Sir Alex Ferguson Ungkap Penyesalan Terbesarnya Selama Di MU

Sir Alex Ferguson Ungkap Penyesalan Terbesarnya Selama Di MU

29/03/2021 0 By publisher

quebec-japon – Mantan manajer Manchester United, Sir Alex Ferguson, mengatakan momen dirinya harus merombak salah satu tim terbaik di Old Trafford adalah momen yang disesalinya sepanjang kariernya di Setan Merah.

Sir Alex Ferguson Ungkap Penyesalan Terbesarnya Selama Di MU

Sir Alex telah melatih Manchester United sejak 1986. Butuh beberapa tahun untuk akhirnya memenangkan kejuaraan pertamanya bersama Setan Merah di sana.

Alhasil, Sir Alex berhasil merebut belasan gelar juara MU. Dalam 26 tahun di Old Trafford, dia memenangkan total 38 trofi kejuaraan.

Tentu saja, di masa Ferguson Manchester United banyak momen luar biasa. Namun bagi pria asal Skotlandia, ada juga beberapa momen yang tidak menyenangkan.

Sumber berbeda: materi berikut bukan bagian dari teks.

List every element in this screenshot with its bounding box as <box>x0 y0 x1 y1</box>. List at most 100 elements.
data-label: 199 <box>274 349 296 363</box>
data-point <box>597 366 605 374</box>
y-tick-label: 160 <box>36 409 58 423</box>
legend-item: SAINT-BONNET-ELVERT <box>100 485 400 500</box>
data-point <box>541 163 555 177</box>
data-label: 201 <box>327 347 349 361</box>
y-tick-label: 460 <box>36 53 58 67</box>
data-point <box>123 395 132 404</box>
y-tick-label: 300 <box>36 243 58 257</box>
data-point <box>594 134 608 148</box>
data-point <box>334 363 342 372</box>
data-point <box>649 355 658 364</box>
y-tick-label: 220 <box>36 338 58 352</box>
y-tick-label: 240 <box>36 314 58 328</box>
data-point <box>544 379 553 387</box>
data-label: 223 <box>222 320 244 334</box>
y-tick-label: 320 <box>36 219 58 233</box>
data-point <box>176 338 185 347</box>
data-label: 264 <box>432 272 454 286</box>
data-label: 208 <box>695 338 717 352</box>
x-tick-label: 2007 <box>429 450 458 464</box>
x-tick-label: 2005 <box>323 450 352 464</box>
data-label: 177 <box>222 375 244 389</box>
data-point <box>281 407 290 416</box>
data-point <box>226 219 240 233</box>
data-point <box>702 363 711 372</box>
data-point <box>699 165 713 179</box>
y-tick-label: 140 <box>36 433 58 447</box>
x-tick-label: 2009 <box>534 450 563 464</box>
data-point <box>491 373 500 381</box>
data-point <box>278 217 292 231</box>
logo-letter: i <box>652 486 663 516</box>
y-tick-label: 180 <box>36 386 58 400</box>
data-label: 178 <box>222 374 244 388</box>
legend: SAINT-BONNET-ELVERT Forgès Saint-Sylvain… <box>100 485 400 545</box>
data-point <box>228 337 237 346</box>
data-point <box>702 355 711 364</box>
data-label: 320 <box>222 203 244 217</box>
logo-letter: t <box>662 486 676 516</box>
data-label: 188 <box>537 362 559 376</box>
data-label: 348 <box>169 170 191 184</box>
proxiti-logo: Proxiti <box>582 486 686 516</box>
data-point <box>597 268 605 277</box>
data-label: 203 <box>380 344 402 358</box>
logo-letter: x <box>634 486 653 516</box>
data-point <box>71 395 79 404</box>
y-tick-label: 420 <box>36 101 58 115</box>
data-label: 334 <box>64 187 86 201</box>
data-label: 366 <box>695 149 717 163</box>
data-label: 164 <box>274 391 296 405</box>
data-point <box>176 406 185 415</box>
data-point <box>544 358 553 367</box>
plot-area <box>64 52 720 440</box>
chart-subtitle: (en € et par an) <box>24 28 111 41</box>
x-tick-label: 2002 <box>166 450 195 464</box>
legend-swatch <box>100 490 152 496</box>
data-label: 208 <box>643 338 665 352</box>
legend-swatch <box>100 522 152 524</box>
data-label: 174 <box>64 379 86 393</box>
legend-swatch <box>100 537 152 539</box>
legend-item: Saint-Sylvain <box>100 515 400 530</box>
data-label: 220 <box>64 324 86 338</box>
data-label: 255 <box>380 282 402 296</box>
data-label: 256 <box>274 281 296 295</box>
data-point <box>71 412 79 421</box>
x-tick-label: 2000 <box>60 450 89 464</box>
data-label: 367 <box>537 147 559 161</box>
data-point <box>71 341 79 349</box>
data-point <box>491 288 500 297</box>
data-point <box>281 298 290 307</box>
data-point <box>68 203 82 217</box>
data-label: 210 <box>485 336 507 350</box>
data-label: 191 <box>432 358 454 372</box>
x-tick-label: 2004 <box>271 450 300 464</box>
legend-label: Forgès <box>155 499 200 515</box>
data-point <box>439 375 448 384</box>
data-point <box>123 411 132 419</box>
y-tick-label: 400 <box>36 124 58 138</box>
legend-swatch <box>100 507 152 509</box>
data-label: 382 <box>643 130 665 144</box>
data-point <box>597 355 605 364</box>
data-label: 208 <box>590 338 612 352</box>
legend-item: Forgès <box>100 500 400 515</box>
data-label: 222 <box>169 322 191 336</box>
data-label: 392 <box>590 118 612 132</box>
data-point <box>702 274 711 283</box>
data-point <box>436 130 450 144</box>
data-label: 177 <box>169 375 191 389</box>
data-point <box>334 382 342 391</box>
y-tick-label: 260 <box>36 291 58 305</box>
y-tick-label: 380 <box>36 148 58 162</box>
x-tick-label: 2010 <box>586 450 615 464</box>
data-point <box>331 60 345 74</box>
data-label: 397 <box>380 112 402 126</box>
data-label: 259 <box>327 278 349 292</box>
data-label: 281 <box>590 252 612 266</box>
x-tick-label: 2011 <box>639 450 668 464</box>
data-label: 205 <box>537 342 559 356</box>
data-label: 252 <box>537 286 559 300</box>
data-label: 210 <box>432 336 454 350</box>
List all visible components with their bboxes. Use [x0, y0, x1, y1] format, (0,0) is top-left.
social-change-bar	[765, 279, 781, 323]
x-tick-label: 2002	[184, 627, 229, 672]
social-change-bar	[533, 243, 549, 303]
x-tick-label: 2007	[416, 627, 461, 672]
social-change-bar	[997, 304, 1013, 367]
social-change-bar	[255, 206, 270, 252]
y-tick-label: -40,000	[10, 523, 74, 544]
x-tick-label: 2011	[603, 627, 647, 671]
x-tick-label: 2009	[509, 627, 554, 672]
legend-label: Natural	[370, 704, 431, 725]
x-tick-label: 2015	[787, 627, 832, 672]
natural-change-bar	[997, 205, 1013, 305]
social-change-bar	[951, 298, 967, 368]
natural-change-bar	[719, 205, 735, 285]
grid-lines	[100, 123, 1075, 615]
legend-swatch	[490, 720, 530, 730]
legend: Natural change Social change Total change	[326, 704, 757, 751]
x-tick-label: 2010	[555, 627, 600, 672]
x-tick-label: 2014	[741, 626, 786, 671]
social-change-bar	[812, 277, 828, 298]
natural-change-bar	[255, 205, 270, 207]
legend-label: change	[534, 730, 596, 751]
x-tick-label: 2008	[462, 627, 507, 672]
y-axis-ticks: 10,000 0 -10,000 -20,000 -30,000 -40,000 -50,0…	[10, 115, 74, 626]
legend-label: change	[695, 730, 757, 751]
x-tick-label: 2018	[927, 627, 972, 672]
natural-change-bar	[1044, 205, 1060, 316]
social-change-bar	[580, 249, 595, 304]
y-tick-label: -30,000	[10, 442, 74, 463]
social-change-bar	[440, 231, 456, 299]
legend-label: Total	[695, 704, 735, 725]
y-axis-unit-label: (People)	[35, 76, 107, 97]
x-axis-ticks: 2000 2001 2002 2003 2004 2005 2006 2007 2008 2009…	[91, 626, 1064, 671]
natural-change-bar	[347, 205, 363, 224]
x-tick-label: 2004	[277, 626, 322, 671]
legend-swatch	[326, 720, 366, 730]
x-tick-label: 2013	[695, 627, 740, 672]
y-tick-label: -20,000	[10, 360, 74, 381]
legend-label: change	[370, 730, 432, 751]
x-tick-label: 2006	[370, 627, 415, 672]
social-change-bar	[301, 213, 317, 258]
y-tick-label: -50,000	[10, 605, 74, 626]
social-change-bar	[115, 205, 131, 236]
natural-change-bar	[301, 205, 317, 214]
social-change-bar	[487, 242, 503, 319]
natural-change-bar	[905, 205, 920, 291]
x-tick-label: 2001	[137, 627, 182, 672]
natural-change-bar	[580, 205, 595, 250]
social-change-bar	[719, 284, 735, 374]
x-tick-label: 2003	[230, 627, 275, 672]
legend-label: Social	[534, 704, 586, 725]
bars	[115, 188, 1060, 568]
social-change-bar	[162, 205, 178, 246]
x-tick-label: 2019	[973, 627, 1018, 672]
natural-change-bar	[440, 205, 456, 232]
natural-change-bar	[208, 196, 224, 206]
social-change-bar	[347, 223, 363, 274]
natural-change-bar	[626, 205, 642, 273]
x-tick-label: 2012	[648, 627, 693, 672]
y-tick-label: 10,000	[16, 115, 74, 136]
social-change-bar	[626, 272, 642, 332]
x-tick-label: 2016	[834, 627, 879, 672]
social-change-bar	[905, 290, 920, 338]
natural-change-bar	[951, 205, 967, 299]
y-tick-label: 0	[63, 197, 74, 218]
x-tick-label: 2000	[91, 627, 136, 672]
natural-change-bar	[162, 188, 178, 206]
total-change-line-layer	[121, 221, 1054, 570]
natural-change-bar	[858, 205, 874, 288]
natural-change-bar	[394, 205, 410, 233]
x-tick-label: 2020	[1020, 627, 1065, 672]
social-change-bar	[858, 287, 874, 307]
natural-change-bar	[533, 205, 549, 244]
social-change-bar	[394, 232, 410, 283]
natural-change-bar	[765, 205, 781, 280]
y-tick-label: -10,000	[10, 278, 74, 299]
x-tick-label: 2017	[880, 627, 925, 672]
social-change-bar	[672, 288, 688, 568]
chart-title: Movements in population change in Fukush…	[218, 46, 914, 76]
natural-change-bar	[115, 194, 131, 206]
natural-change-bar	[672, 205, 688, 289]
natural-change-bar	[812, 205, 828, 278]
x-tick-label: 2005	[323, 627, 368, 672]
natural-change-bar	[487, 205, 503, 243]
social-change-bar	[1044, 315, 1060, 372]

Saat di Manchester United, Sir Ferguson merasa sangat menyesal. Hal tersebut diakuinya terjadi saat ia terpaksa memisahkan pemain dari salah satu tim terkuatnya di awal era Liga Inggris.

Penyesalan Terbesar Sir Alex Ferguson Selama Di Manchester United

“Dalam hal penyesalan, tim tahun 1994 yang saya miliki, keempat bek tampak menua, yang merupakan hal buruk bagi manajer, karena orang-orang ini sangat luar biasa bagi saya.” ungkapnya dalam sesi tanya jawab. mempromosikan film dokumenternya yang akan datang, Sir Alex Ferguson: Never Give In, via Goal.

“Paul Parker, Steve Bruce, Gary Pallister, Dennis Irwin : Pemain yang sangat fantastis. Mereka memberi saya 9 atau 10 tahun pengalaman, dan buktinya selalu ada di lapangan sepak bola. Mereka tidak melihatnya … Saya melihatnya,” teriaknya .

Ferguson berkata: “Bagi saya, pertanyaannya adalah ‘apa yang harus saya lakukan?’. Saya berhasil mengatur transfer untuk mereka, dan mereka menerimanya dengan baik-baik saja, tetapi sangat sulit untuk memberi tahu mereka.”

Sir Alex Ferguson dengan cepat menambahkan bahwa bukan hanya momen itu yang membuatnya sangat menyesal. Ia pun merasa sesak saat harus melepas pemain muda asal Manchester United.

Sir Alex tahu bahwa para pemain muda ini memiliki harapan besar untuk kesuksesan Manchester United. Terkadang dia juga merasa tidak tega saat menjadi pihak yang terpaksa menghancurkan impian para pemain tersebut.